Producers’ and users’ accuracy rates from the weighted accuracy assessment along with the direct inter-comparison of the products per pairs indicated that classes
Agriculture and
Forest scored high in accuracy (PA) and reliability (UA) while also presenting the highest overlapping fractions between the products. Although class
Water presented high level of reliability for all products, omission errors on the GLC30 product for the water body of Lake Karla were reported and further highlighted from the difference images of the inter-comparisons.
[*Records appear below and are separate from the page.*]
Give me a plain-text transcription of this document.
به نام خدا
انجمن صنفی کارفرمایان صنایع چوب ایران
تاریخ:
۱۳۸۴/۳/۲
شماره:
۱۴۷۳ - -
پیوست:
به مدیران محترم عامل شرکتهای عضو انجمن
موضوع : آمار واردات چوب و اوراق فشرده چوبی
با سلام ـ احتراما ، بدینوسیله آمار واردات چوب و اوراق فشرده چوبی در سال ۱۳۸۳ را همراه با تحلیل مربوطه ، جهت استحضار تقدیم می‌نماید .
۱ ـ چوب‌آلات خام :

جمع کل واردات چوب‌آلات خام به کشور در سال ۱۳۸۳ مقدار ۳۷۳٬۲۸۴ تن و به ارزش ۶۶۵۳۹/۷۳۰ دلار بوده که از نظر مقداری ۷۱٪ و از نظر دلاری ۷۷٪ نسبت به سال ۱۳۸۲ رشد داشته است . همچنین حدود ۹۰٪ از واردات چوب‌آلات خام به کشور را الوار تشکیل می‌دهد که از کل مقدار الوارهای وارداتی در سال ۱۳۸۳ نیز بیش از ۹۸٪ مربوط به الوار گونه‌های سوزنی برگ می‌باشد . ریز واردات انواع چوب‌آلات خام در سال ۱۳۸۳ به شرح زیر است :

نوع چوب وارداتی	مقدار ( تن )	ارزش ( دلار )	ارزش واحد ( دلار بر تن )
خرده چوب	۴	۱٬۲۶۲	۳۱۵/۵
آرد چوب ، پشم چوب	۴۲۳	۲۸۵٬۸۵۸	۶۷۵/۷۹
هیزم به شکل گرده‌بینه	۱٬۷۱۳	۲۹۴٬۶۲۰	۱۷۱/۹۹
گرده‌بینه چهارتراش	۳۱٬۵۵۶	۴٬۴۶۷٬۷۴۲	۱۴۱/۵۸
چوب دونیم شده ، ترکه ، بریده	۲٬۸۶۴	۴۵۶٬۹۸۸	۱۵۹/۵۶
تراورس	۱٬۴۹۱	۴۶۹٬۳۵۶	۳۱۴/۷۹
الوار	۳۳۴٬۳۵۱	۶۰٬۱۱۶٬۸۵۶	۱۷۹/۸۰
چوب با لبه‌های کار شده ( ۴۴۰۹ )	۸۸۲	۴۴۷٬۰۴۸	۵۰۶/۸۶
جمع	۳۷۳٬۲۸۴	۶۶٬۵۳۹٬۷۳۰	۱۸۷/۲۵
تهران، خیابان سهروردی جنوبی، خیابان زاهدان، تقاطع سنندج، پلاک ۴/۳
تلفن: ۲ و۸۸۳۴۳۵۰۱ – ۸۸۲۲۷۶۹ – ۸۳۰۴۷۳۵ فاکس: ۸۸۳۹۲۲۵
It should be noted that Lake Karla was listed among the swallow lakes in Greece up to 1962 when it was completely drained to gain land for agriculture [
33]. Lake Karla’s restoration project was launched in 2000 while its refilling started in 2009 [
34]. Google Earth and Landsat imagery close to the raw image acquisition for GLC30 product (July 2009) picture the lake covered with water in the largest percentage of its current extent. The weighted accuracy assessment and inter-comparisons also indicated many commission errors and low overlapping fractions for class
Artificial Surfaces. This particular class presents diversity on semantic definition of corresponding classes on the different products. In particular, HRLs include only sealed areas of imperviousness, while the other two products also account for open sites, e.g., mines and quarries and partially vegetated areas.
5. Conclusions
The validation procedure proposed in this study provides a qualitative and statistical outcome comparing the accuracy of three C/GLC products in detecting artificial, forest, agriculture, and (inland) water land cover classes for a study area in central Greece, Thessaly. The experts’ confidence level per sample was recorded during reference data annotation and integrated in the evaluation process through a weighted accuracy assessment procedure. Validation results recorded high OA rates of 89, 90, and 86% for CORINE Land Cover 2012, GIO High Resolution Layers and Globeland30 datasets, respectively. Further analysis on the reported PA and UA identified certain classes, i.e., Agriculture and Forest, as the most accurate and reliable, possessing, moreover, the highest overlapping fractions during the inter-comparison. Lower accuracy rates were recorded for Artificial Surfaces most probably due to differences in spatial resolution and semantic definitions. The main conclusion of this work outlines that different quality aspects of the considered LC maps were noted and highlighted more transparently and objectively as a result of the employed confidence levels per sample, the stratified sampling and the weighted OA calculation.